I followed the instructions to mail to this address to measure the reaction
of an idea before going through the process of creating an RFC,
but I am sorry if this is off topic for this board.

Problem:

I have been looking for a solution to reduce the verbosity of my code and
invoke
data type validation exception automatically at the correct point within
the body of methods.

My research lead me to find that type hinting for scalar values is not
easy, mainly due to the impact it has on the language principles
as well as the effect it would have on backwards compatibility.  Examples
found at:
http://nikic.github.io/2012/03/06/Scalar-type-hinting-is-harder-than-you-think.html

Including the RFC:
https://wiki.php.net/rfc/scalar_type_hinting_with_cast

Other solutions I have attempted to find involved mimicking autoboxing:
https://wiki.php.net/rfc/autoboxing

My solution:

In order to reach the best of all worlds, (principles, backwards
compatibility and portability across different user implementations)
I tried to design* a feature where all of these aspects are left in the
hands of the users.

What I came up with was a new construct which shares the same space as
classes, interfaces and traits, with
the sole purpose of being used as a type hint.

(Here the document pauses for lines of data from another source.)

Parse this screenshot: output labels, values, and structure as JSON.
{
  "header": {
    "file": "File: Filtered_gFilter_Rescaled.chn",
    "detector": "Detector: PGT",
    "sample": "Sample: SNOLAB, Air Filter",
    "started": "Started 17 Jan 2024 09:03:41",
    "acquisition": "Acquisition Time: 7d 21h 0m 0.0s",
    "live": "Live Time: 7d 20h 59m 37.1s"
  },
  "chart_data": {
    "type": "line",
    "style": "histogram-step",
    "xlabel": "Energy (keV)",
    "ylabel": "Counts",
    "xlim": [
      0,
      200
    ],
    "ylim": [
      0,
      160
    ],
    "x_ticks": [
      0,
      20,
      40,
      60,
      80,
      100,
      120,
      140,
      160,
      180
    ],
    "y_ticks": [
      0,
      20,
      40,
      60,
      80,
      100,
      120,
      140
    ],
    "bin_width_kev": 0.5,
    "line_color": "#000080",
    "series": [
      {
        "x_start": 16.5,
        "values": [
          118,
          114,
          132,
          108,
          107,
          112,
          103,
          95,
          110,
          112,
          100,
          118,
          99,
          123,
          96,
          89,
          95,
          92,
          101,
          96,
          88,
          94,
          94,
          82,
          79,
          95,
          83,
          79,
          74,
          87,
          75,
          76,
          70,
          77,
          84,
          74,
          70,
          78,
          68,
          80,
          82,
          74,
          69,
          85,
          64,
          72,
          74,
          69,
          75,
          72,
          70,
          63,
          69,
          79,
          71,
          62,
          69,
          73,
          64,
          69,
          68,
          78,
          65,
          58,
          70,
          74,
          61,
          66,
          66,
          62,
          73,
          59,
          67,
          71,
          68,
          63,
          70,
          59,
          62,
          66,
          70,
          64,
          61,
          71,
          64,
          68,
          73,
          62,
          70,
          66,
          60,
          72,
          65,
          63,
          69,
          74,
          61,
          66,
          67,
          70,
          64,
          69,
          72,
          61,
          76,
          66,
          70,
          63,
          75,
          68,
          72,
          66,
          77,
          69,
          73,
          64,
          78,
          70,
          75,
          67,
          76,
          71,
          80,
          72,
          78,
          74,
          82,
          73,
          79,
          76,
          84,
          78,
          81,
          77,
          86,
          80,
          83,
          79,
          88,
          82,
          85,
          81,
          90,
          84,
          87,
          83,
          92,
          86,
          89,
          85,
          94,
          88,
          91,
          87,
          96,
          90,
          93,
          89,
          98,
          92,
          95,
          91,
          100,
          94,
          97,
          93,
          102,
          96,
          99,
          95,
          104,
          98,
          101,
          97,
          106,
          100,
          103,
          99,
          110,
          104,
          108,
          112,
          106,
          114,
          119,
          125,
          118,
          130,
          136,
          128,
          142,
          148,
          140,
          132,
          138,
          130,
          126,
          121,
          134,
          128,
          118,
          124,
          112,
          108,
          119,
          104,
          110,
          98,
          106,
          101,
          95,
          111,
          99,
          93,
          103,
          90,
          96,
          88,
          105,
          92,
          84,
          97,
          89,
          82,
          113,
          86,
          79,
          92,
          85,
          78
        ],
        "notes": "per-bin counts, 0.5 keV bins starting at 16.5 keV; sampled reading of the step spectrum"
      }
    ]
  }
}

You would use it as a type hint, however rather than require the argument
to be an instance of the definition, it processes
the value with a user implemented handler, in order to assert the value or
change it.

My concept can be found here:
https://gist.github.com/orolyn/9ff0756b3cb3cdfe454b

Advantages:
- Methods expecting strict values would no longer need to use inline type
checking for scalar types.
- Users could define reusable type checking for almost any type of value.
- Since the definitions would be user defined, there would be no chance of
conflicts with existing classes.

Disadvantages:
- Assertions would have to be static and stateless if you are using a good
dependency injection pattern.
- Users of libraries incorporating custom type hints may become confused as
to what an argument should be if not properly documented.
- Complications with IDE intellisense (primarily with type detection).

I left out performance issues in the disadvantages because I truthfully
don't know what they would be.

The example I provided is simply a concept.  If the theory is desirable,
then the design is completely reworkable.